Question is if you 4bet and they put you all-in how many more hands are you keeping in this way (that you can beat) compared to just shoving all-in and hoping for the fold or a call from AK?
Options for me are shove now, or 4bet with a view to calling if shoved on. Think it's too late in tourney to be 4bet folding.
I would be inclined to get it in here. The problem with flatting is the hand much more difficult to play OOP, and we can get bluffed of our hand easily if over cards fall.
To call here you're calling because you think you are in front, as we don't have the odds to set mine.
So if you think you're in front then why not get it in here? I mean if you're getting it in on raggy flops than why not get it in pre? Also getting it in takes away villains postional advantage away.Calling would be an option if we was IP.
Folding here is just too passive i think. To fold here you really need to know that villains 3-betting range is very linear. If you think you can carry on tacking pots down uncontested pre/post flop if you fold then that kinda makes sense i guess.
You said you was opening lots, so villains 3-bet range surley must be wider than AA/KK.
Its a tricky spot but i think that reshoving takes away further tricky decisions in the hand.
I get the feeling you did walk into an over pair though, as you posted the HH.
Can't fold imo and can't get it in pre or 4b/fold
Wouldn't like getting 55BB in pre-flop against someone who hasn't 3-bet us before, having been at the table for a while. 4-bet-folding would also seem crazy because we'd be doing it hoping that the villain flats an UTG 4-bet with a wide range. Who does that?
The positions strengthen villain's range considerably. We'd need a crazy read to put villain on solely AA or KK and we don't have it. Even if we did have that read it becomes a spot to set-mine, not fold. We're getting really good implied odds if villain is a super-nit.
So flat, give him a relatively tight range and do what seems right post-flop.
Our combined odds to set mine are about 15:1, so if we were to think villain is very tight, we're definitely getting good odds to do so. As I say, that requires a very good read.
As it is we can flat to allow the villain to bet on good flops for us. Don't worry about folding on Ace-high boards. Sometimes we fold the best hand. If it's the right decision against the villain's range, then it's the right decision... even if villain shows his 5-high bluff.
Getting it in pre-flop to avoid tough decisions post-flop is not good thinking. We have to trust that we'll make more good decisions post-flop than bad ones.

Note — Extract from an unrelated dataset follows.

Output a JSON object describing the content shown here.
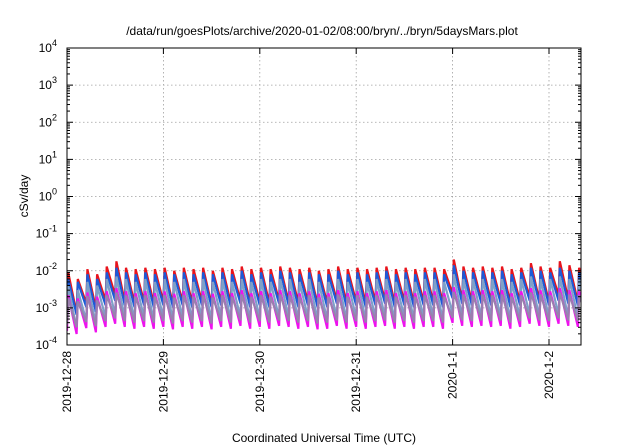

If not, we need to accept that we must do more to improve our game. If we're getting it in pre-flop it has to be because the villain is going to get it in with a range that our QQ are ahead of. That's the way our thinking needs to go.
If we're going to 4-bet, we should probably go to between 5-5.5k. That leverages our stack against the villain without actually putting it all-in. That allows us to have a 4-bet bluffing range when it's appropriate. We need a 4-bet bluffing range if we're ever going to get QQ all-in pre-flop profitably.
Obviously there's no real history with this villain to make us believe we'll be given credit for a 4-bet bluffing range, which is why we shouldn't be 4-betting here. Villain will likely give us a range for 4-betting of AK and QQ+. Meaning his range for 5-betting should have us in big trouble.
If we're calling pre-flop, as I think we should, then it can't just be with the idea of getting it in on any non-Ace or King high flop. We need to maintain an idea of villain's range post flop. If the board comes 24J and we check-call the flop, we're basically only repping an overpair. If villain still wants to get it in on a dry turn card, we have to ask ourselves what that means for his range. Generally it means we're in big trouble. Again, we occasionally fold the best hand in this spot but, against the range of likely hands, it would be a good fold.